During the flight, hypersonic vehicles are subject to severe aerodynamic heating. It is necessary to consider the close coupling between aerodynamics/structure/heat, which is complicated to a certain extent. The difficulty of introducing thermal effects into pneumatic/structural coupling analysis is that there is a large difference in time scale between thermal conduction analysis and aerodynamic/structural coupling analysis. Based on the finite element method, aero-structure-thermo coupling analysis methods for hypersonic aircraft are quite mature, but certain disadvantages exist in terms of analysis time consumption. The rapid analysis method based on the meshfree method can improve calculation efficiency and ensure the accuracy of analysis results.In this paper, when refer to the rudder surface components, the thermal conduction analysis and structural static analysis methods in the aero-structure-thermo coupling analysis framework are replaced with a meshfree method.
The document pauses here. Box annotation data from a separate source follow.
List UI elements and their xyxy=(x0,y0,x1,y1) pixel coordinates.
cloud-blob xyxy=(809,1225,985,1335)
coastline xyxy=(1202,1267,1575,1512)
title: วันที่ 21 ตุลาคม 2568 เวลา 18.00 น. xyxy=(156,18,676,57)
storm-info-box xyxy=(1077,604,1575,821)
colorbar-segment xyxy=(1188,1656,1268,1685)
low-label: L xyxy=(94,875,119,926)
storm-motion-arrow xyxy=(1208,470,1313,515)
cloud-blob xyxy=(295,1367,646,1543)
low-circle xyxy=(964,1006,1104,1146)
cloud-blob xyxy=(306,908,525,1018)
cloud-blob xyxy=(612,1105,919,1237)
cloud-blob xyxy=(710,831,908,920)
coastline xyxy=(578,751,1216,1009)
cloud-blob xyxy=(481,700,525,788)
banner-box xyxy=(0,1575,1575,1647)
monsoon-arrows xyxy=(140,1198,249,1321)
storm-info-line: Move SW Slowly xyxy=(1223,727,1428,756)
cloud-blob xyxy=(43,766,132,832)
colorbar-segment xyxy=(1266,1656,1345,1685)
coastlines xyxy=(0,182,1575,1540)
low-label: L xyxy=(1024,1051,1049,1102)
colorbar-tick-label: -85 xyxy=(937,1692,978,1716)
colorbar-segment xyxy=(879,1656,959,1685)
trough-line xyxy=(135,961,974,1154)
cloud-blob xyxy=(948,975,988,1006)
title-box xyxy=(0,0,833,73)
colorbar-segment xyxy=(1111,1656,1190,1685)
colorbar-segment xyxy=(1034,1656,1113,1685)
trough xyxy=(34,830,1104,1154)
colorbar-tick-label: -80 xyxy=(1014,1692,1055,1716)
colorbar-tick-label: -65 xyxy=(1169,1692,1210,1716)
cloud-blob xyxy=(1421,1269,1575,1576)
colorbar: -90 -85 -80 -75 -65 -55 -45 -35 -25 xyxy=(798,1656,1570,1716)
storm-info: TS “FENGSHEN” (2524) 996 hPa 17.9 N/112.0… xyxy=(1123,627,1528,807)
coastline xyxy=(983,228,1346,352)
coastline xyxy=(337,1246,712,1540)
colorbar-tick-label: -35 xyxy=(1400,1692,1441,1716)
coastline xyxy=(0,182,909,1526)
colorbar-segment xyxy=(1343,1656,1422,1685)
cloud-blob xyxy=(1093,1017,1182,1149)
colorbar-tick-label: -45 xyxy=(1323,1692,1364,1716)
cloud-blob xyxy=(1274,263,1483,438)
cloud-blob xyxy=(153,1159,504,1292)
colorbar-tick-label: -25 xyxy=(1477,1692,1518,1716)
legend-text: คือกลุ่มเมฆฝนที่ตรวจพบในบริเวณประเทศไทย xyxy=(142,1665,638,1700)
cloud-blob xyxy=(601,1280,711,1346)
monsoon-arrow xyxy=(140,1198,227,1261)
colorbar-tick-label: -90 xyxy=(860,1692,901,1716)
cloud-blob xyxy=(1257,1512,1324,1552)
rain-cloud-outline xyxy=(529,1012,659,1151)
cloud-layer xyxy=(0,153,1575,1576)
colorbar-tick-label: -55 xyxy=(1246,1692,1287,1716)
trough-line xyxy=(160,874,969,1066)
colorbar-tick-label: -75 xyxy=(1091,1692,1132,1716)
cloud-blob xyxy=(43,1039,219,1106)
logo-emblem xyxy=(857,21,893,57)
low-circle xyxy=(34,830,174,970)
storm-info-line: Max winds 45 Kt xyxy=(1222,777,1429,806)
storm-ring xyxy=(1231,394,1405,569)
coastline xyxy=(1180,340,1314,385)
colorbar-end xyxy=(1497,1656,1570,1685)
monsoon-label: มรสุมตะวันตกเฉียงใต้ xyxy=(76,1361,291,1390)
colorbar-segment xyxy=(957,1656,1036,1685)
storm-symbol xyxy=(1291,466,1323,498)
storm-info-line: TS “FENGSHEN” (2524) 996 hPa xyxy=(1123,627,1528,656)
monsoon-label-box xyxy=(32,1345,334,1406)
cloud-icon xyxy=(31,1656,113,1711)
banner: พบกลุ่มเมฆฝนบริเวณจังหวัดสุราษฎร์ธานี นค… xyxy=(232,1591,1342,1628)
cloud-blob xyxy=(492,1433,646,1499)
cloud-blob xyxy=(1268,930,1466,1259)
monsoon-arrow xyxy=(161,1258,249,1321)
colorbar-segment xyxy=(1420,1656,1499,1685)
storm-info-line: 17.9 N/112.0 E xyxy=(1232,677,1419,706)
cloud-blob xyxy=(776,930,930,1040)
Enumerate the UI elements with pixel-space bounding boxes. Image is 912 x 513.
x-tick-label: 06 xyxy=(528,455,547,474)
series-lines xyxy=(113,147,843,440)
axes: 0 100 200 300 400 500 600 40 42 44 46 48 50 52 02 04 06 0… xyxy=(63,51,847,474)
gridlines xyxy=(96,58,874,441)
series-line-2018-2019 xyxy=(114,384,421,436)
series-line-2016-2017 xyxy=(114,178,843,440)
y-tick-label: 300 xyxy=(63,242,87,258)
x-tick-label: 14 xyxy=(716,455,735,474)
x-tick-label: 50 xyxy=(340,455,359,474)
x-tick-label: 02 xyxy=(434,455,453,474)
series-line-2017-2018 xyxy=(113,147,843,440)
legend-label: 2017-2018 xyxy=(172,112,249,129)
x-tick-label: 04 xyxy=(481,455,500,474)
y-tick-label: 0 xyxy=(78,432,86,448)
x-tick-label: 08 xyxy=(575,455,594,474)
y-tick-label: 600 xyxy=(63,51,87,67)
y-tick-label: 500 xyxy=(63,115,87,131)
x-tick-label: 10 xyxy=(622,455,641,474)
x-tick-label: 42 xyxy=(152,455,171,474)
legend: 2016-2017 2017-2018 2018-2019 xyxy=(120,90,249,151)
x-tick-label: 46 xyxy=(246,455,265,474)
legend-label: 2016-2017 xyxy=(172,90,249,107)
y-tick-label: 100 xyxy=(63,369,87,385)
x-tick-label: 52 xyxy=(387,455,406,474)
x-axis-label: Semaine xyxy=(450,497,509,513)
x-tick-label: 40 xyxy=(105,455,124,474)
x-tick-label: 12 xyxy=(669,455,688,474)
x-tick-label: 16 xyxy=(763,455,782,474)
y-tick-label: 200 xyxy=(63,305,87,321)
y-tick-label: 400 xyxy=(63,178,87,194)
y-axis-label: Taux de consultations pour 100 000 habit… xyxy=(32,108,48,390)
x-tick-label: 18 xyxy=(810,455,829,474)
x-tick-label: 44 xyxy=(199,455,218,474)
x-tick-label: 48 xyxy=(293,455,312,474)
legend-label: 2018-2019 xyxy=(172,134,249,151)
By storing the static analysis stiffness matrix and transient thermal conductivity stiffness matrix in advance, a rapid aero-structure-thermo coupling analysis method with the basis of the meshfree method is formed to obtain surface pressure, heat flow, temperature distribution, and aerothermoelasticity elastic response. This paper verifies the effectiveness of the meshfree method under the comparison of the results of the traditional finite element method and the meshfree method. While the meshfree method greatly reduces the time required for analysis, it has a certain degree of accuracy as well. The analysis results show that the thermal environment has a great influence on structural deformation. When the structural rigidity is on the high level, the thermal deformation far exceeds the aerodynamic elastic deformation. In the aero-structure-thermo coupling analysis of hypersonic aircraft, the influence of the thermal environment shall be taken into consideration.